Since then, things have dramatically improved. A study published last year on European data centers reckoned the average is now around 1.8. But Nordic companies with minimal cooling requirements claim to do a lot better. And Google is far from alone in claiming an average of 1.12. Still, there is a giant gap between industry average and best practice.
A report published in 2016 by the Lawrence Berkeley National Laboratory for the U.S. Department of Energy estimated that improved efficiency is now almost canceling out growing capacity in the data center business. It found that in 2014, U.S. centers used 70 billion kilowatt-hours (kWh), but it expected only a modest rise to 73 billion kWh by 2020. It noted that if energy efficiency levels had remained as they were 2010, current energy demand would by now be approaching 160 billion kWh.
Data centers have the financial resources to change rapidly, and pressure is growing for them to do so.
Even so, the improvements are relative. By implementing best practice, the report said, electricity use could have been more than a third less than current rates.
The next step is not just to dissipate the heat coming off processors, but to make productive use of it. Again, a cold climate is handy here. It makes heat a valuable commodity. DigiPlex’s Stockholm complex will divert its hot air to heat water running through the city’s district heating system. It will eventually heat some 10,000 apartments.
Fredrik Jansson, chief strategy officer at DigiPlex, is proud of this project. “When my son is on his iPad at home in Stockholm, I can tell him that his digital activities end up helping heat the radiator in his room.”
As the energy costs of cooling data centers come down, however, the calls will increase to save more energy. The drive for more efficient chips continues. But DigiPlex is working with academics at the University of Leeds in England who are investigating making cooling more efficient by placing chips in direct contact with water or some other liquid. This could eventually cut cooling costs by 80 percent or more, the university’s Jon Summers estimates.

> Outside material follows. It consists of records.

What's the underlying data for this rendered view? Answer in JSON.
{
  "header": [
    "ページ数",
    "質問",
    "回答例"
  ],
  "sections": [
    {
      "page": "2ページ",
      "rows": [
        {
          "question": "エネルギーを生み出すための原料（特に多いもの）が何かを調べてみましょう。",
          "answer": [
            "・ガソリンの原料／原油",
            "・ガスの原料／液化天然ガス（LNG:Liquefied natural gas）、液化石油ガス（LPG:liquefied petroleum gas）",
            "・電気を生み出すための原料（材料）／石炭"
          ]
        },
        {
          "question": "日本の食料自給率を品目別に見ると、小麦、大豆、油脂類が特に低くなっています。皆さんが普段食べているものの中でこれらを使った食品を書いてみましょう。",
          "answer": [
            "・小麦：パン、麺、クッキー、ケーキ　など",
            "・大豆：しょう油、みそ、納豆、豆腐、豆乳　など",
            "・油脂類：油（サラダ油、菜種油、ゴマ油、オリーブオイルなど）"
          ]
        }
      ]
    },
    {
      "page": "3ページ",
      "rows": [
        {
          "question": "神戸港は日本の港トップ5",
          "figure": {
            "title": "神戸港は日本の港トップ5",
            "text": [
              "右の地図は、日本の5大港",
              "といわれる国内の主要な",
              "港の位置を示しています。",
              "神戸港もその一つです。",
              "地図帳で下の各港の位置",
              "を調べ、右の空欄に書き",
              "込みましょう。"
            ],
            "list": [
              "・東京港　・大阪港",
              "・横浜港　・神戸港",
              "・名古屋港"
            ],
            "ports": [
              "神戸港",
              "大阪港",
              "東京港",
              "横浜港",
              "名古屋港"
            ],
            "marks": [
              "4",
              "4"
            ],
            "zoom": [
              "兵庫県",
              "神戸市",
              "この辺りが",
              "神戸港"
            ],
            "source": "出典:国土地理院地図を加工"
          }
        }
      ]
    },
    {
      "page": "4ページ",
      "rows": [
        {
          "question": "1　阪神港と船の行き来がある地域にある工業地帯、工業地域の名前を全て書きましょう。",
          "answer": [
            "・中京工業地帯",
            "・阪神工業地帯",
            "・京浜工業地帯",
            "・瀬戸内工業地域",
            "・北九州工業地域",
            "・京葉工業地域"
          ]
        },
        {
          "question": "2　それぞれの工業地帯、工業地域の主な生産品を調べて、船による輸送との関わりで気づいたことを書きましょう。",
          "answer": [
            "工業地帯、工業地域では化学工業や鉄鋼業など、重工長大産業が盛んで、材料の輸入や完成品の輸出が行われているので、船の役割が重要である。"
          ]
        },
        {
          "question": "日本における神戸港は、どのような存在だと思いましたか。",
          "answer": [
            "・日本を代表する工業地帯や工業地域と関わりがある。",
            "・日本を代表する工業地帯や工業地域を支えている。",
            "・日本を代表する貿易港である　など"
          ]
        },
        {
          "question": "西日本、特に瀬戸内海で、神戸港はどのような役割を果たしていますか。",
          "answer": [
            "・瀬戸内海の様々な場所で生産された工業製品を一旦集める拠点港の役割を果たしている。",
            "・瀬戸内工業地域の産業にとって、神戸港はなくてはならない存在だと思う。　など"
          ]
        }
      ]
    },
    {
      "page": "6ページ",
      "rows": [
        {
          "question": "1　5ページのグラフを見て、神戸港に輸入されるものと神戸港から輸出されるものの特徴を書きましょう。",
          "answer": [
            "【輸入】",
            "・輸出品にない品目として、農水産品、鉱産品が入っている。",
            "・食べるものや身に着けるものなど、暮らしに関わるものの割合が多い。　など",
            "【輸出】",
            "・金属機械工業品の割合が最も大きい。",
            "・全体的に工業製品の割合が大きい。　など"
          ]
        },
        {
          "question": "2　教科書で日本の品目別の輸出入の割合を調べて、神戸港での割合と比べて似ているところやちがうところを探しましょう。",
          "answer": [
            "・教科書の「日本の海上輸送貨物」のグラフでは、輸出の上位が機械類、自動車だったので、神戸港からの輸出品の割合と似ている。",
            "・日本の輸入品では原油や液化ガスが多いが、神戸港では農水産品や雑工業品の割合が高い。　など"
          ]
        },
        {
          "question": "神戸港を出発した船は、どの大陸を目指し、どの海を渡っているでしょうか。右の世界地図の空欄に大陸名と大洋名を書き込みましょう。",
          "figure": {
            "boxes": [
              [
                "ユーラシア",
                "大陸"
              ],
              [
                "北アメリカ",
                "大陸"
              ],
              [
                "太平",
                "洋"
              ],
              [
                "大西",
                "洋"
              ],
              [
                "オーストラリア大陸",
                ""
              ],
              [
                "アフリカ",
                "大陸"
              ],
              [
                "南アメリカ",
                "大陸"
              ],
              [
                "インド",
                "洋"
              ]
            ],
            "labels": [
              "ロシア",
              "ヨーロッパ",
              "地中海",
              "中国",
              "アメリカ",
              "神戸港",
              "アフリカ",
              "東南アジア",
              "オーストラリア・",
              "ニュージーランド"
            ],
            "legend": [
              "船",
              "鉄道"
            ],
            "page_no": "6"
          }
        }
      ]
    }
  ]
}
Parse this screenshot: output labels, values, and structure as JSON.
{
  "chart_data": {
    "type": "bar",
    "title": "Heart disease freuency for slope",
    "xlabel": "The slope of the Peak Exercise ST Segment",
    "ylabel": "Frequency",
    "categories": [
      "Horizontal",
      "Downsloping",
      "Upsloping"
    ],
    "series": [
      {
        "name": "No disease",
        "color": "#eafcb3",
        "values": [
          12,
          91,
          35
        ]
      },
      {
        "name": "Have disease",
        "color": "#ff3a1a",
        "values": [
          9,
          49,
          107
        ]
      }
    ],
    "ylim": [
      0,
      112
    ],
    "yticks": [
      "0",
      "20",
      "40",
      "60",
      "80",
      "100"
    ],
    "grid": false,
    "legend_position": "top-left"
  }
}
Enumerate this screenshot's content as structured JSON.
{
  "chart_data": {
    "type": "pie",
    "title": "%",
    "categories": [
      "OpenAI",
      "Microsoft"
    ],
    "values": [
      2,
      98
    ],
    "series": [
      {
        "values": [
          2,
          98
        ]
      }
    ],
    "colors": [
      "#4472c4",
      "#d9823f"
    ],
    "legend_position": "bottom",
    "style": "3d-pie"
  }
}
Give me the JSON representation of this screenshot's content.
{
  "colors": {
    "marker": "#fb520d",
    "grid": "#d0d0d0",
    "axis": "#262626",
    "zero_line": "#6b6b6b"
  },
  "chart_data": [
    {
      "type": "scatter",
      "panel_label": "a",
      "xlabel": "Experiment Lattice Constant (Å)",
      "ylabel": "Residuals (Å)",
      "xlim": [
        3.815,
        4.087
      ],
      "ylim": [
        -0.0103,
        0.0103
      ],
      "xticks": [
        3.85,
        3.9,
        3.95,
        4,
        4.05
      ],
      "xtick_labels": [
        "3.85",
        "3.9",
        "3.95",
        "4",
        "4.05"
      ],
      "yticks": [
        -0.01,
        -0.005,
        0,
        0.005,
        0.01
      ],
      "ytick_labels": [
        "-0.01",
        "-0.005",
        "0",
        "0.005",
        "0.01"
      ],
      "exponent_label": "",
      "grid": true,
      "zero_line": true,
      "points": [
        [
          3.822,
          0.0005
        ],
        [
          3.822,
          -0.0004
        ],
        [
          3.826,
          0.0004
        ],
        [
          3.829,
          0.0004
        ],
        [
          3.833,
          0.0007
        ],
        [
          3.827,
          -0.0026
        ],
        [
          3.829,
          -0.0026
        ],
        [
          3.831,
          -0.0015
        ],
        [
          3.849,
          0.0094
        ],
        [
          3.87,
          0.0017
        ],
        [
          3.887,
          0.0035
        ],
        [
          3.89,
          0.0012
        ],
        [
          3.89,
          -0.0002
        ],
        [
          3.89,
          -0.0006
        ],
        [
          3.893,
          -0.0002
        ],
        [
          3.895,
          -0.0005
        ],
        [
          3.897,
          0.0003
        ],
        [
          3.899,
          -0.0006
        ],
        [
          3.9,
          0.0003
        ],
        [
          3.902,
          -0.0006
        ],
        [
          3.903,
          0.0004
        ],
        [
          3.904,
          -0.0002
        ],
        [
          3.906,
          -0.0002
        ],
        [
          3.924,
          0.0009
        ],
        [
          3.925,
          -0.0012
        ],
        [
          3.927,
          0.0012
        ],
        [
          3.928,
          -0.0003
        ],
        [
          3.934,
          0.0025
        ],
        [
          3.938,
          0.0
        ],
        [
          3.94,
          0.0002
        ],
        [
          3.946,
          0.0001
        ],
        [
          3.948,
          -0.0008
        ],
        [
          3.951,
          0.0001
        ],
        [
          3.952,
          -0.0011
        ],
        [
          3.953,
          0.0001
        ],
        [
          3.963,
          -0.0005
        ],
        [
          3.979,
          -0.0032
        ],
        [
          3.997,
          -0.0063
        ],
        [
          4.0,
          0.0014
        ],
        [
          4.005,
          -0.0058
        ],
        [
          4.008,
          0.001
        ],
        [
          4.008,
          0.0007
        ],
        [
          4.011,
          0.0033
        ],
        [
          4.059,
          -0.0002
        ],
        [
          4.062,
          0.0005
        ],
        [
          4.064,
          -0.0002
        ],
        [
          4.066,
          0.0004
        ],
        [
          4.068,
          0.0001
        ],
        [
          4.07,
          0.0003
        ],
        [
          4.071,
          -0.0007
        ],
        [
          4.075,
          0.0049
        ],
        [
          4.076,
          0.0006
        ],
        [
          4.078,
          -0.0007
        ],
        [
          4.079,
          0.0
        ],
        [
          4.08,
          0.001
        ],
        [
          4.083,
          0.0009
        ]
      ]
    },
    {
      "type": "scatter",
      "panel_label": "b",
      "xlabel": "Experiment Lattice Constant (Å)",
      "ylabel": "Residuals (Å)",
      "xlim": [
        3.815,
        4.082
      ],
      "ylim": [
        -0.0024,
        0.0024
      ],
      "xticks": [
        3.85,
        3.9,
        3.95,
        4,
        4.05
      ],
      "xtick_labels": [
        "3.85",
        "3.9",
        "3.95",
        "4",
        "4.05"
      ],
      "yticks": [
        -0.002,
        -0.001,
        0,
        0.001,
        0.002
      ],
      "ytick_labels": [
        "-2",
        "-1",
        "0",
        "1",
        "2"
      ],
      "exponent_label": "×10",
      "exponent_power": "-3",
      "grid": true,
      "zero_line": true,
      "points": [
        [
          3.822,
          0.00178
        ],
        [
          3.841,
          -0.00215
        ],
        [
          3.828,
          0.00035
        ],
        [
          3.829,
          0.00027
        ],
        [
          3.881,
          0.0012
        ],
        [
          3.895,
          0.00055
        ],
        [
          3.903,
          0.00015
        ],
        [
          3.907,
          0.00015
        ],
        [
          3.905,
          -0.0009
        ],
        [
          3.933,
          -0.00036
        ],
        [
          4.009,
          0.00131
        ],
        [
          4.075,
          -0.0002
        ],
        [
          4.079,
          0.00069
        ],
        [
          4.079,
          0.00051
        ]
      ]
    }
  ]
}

Greenpeace says the very size of the internet business, and its exposure to criticism for its contribution to climate change, has the potential to turn it from being part of the problem to part of the solution. Data centers have the resources to change rapidly. And pressure is growing for them to do so.
The hope is that they will bring many other giant corporations with them. “The leadership by major internet companies has been an important catalyst among a much broader range of corporations to adopt 100 percent renewable goals,” says Gary Cook, the lead author of the Greenpeace report. “Their actions send an important market signal.”
But the biggest signal, says Fox, will come from us, the digital consumers. Increasingly, he says, “they understand that every cloud lives inside a data center. And each has a different footprint.” We will, he believes, soon all demand to know the carbon footprint of our video streams and internet searches. The more far-sighted of the big data companies are gearing up for that day. “I fully expect we may see green labelling for digital sources as routine within five years.”
Correction, April 5, 2018: An earlier version of this article incorrectly stated that data centers produce 3 percent of global CO2 emissions.